July 21, 2025

Division 296 Super Tax simplified: What you need to know

Navigating superannuation changes can be a challenge, especially when they introduce new taxes. The proposed Division 296 super tax is one change that could impact individuals with significant superannuation balances in Australia. In this blog, we break it down into simple terms, focusing on what it means for you and what you can do to prepare.

What is the Division 296 Super Tax? 

The Division 296 super tax is a Federal Government proposal to impose an extra 15% tax on certain superannuation earnings. This tax would apply to individuals whose total superannuation balance (TSB) exceeds $3 million at the end of an income year. 

Although the measure is not yet law, the government aims to implement it starting from 1 July 2025, with the first potential tax bills issued after 30 June 2026. Whether the legislation will pass without changes or at all remains to be seen. 

How the tax works 

If this proposal becomes law, here is how it might apply to you:

  • Eligibility: Your TSB includes the sum of all superannuation accounts, such as APRA funds, SMSFs, and defined benefit schemes. 
  • Threshold: If your TSB exceeds $3 million at 30 June of any given year, a portion of your earnings above this limit could attract an additional 15% tax. 
  • Earnings definition: This considers the annual net growth in your super balance, adjusted for contributions and withdrawals. Certain excluded amounts, such as personal injury settlements, do not count. 
  • Payment options: The tax would be assessed personally and could be paid from your super fund or other personal funds. 

Example scenarios 

To make this clearer, here are two examples of how the tax could work in practice:

Sam’s Case 
  • Super balance at 30 June: $4 million 
  • Annual growth: $120,000 
  • Taxable portion: 25% of that growth (calculated as the proportion of balances over $3 million) 
  • Tax payable: $4,500 ($30,000 taxable earnings x 15%) 
Lisa’s Case 
  • Lisa’s balance rises from $2 million to $4.5 million after inheriting a death benefit pension. 
  • The taxable earnings will only include new investment growth, as transferred amounts are excluded.
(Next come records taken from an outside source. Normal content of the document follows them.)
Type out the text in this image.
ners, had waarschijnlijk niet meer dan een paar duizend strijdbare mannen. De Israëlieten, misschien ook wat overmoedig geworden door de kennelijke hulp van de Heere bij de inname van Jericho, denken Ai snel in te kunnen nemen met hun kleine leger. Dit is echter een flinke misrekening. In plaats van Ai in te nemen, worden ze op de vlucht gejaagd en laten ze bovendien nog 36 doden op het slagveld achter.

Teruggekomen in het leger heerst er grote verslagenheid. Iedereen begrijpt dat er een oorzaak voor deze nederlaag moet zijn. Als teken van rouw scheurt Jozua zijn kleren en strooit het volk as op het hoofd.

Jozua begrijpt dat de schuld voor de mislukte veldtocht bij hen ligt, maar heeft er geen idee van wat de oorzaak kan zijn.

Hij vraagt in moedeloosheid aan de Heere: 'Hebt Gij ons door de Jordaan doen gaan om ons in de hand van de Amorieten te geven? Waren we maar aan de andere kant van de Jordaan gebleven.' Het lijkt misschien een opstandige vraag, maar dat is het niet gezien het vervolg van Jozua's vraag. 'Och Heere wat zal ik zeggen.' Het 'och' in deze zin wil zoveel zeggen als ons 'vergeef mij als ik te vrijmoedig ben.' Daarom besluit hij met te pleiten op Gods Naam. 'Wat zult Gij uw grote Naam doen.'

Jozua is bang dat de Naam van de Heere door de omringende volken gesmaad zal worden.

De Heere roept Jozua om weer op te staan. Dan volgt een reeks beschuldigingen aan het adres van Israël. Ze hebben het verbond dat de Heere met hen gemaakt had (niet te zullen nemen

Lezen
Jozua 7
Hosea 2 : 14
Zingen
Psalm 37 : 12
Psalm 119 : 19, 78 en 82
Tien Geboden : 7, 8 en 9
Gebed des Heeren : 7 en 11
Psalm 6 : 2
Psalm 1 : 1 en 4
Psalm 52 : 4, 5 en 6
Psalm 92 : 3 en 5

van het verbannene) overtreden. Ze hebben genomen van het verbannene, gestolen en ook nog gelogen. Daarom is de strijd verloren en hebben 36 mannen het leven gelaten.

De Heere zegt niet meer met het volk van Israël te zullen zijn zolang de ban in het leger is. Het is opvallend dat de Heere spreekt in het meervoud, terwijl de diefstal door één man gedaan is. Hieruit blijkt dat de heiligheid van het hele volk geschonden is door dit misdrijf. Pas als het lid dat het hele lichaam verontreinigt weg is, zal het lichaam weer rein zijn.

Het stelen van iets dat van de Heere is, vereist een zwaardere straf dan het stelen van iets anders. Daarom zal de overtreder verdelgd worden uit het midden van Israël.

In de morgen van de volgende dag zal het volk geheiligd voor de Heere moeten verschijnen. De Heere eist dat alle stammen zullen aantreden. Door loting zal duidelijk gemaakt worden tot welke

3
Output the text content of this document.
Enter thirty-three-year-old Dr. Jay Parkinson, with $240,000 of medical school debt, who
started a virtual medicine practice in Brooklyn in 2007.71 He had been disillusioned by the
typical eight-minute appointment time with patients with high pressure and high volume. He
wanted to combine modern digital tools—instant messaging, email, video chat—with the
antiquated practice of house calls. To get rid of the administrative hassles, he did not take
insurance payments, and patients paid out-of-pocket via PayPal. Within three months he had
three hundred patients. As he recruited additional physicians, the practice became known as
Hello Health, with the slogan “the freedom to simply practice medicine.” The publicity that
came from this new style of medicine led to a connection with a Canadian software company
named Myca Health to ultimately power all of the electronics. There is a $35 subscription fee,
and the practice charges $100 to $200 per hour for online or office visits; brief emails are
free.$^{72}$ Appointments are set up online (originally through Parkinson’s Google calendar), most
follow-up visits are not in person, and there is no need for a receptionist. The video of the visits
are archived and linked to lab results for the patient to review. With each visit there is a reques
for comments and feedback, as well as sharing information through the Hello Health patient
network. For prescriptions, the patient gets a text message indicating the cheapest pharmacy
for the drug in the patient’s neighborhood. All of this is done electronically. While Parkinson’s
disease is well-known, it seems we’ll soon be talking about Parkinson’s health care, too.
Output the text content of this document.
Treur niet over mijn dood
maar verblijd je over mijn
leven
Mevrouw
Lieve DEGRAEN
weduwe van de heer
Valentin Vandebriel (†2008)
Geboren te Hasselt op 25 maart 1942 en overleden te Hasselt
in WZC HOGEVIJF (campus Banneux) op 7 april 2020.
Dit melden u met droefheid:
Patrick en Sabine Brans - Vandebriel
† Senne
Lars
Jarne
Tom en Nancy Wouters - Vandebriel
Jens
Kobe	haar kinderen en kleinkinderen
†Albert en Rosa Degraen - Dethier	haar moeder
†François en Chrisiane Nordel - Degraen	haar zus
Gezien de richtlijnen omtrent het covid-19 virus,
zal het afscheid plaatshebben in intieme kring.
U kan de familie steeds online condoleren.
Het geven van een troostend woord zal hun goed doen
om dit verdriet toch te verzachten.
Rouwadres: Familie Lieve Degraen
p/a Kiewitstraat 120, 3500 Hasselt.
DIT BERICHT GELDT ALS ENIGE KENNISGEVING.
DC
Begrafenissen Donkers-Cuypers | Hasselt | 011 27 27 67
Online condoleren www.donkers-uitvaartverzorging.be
However, her TSB exceeding $3 million means she could still owe tax at the higher rate. 

What you can do to prepare 

If you are likely to be affected, it’s a good idea to review your situation now. Here are some steps to consider:

1. Assess your super balances 

Make time to calculate your total combined super balances across all funds, including defined benefit schemes if applicable. 

2. Plan for liquidity 

Since this tax may be payable directly from your fund, ensuring there is enough liquidity within your super to cover potential tax payments is essential. 

3. Valuation updates 

Keep your asset valuations up-to-date, especially for self-managed super funds (SMSFs). Accurate valuations are crucial for calculating your TSB and tax liability. 

4. Get professional advice 

Before making significant changes, it’s important to seek tailored financial advice. We recommend speaking with a financial planner at Lead Advisory Group, who can help you evaluate your options and minimise your tax exposure effectively.  

Other points to note 

It's important to remember that these measures are still under discussion and could change as the legislation progresses through Parliament. Despite this uncertainty, early preparation will help you stay ahead and reduce potential stress. 

We’re here to help 

While the Division 296 super tax may seem daunting, understanding its implications is the first step in making informed decisions for your financial future. If you have questions or need personalised advice, don't hesitate to contact one of our financial advisors at Lead Advisory Group.  

By staying proactive and informed, you can confidently plan for changes and ensure your superannuation continues to support you in retirement.